4) The biggie. You can't have a circular economy when you're building a civilisation the first time around. Because you're not scrapping enough to provide the scrap to build the civilisation. Sure, you should feed old cars into steel furnaces. But you want steel for 1 million (to invent a number) out and you've only got 100,000 cars a year to put in (to invent another number). You've still got to go get the steel for another 900,000 cars a year from somewhere.
This is also true of rebar for concrete buildings, steel and aluminium for windmills, anything in fact. It's only when you're tearing down civilisation 1.0 (or 2.0) that you've an excess of scrap over demand for new rather than a deficit. So, Civ 1.0 requires more raw material than local scrappage can produce. At which point, why not import scrap from people doing the Civ 3.0 bit instead of using iron ore to make virgin? As, umm, India does right now.

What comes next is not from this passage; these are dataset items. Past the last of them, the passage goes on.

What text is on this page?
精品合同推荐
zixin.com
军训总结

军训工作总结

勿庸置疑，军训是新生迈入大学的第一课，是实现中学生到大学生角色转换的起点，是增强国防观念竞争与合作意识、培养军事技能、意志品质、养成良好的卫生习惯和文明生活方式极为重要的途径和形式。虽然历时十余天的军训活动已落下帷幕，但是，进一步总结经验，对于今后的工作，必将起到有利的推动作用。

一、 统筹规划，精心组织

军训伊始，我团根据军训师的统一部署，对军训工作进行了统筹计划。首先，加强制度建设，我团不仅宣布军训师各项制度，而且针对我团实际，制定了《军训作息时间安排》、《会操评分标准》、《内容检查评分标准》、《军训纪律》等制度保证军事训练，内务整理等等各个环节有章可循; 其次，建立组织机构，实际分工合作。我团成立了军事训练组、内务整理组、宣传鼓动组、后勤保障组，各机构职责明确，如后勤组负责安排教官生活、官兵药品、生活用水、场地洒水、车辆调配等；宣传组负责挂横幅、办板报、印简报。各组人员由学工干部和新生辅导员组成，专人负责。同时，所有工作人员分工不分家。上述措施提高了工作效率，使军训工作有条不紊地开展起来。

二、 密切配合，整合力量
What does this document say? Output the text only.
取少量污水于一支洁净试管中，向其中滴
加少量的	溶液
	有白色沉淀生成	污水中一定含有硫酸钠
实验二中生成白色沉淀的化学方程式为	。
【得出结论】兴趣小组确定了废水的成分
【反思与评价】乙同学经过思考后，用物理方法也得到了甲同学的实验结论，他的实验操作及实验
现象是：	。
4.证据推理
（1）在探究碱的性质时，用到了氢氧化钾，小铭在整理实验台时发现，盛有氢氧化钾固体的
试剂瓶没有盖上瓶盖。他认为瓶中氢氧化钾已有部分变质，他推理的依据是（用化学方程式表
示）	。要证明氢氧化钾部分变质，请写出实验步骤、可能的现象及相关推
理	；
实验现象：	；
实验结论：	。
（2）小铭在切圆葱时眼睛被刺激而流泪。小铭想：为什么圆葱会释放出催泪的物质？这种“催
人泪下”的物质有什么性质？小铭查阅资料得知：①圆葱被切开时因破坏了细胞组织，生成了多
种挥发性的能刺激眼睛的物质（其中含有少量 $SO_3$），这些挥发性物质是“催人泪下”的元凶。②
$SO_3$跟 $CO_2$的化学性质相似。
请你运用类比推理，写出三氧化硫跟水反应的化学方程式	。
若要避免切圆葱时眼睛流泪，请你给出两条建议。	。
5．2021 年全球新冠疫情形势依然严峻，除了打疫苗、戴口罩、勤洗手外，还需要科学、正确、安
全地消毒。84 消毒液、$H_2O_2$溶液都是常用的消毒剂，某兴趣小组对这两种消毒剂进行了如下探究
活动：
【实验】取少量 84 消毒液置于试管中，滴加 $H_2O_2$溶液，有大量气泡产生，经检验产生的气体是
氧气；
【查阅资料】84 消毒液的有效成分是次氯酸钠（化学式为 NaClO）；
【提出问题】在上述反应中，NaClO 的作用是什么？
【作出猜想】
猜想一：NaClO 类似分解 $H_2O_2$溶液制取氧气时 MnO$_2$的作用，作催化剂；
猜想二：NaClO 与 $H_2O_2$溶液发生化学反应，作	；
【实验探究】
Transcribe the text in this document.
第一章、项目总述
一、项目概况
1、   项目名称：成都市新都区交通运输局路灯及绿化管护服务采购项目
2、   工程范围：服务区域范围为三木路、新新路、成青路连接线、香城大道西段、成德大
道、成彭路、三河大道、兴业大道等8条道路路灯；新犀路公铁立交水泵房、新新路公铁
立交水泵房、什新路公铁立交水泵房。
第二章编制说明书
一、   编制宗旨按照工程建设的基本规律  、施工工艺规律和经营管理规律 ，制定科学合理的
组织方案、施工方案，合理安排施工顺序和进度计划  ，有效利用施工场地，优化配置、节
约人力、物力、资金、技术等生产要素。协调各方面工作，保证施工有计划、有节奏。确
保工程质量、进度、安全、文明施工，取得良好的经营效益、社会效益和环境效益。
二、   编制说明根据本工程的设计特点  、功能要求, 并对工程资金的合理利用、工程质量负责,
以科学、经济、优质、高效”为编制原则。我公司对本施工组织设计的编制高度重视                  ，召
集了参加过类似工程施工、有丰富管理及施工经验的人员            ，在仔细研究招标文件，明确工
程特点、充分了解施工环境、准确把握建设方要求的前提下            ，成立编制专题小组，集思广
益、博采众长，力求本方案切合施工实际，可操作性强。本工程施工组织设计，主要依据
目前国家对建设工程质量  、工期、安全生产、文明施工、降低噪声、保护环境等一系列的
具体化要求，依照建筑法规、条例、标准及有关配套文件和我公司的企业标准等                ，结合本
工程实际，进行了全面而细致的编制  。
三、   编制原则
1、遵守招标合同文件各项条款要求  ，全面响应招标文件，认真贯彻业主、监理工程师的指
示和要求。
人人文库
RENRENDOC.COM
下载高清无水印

The advanced and rich countries are, largely enough, exporters of scrap metal. The currently poor countries are, largely enough, importers of the same stuff. Which is as it should be. Because a poor place doesn't have enough old stuff being scrapped to produce the Civ 1.0 while tearing down Civ 2.0 to create Civ 3.0 produces an excess of it.
5) Finally. Anyone worried about running out of rare earths is insane. There's a shortage of separation plants, that's true enough. But then you need one of those to process scrap anyway. There's absolutely no shortage of rare earth concentrates out there at all. It's dollar a kilo stuff (as opposed to seaprated, wihch might be $40 a kg stuff) wihch isn't the priec of something in any form of absolute short supply.
The nation also aspires to become a hub for the automotive industry.
Well they're going the wrong way about it. Not too long ago, anyone buying parts used to run a mile at the sight of anything stamped as made in China. These days, every home mechanic knows that the truly godawful shit all comes from India.
One specialist I know is having suspension parts made to pattern in China themselves, purely because the official aftermarket parts production has moved to India and the failure rate of those is catastrophic.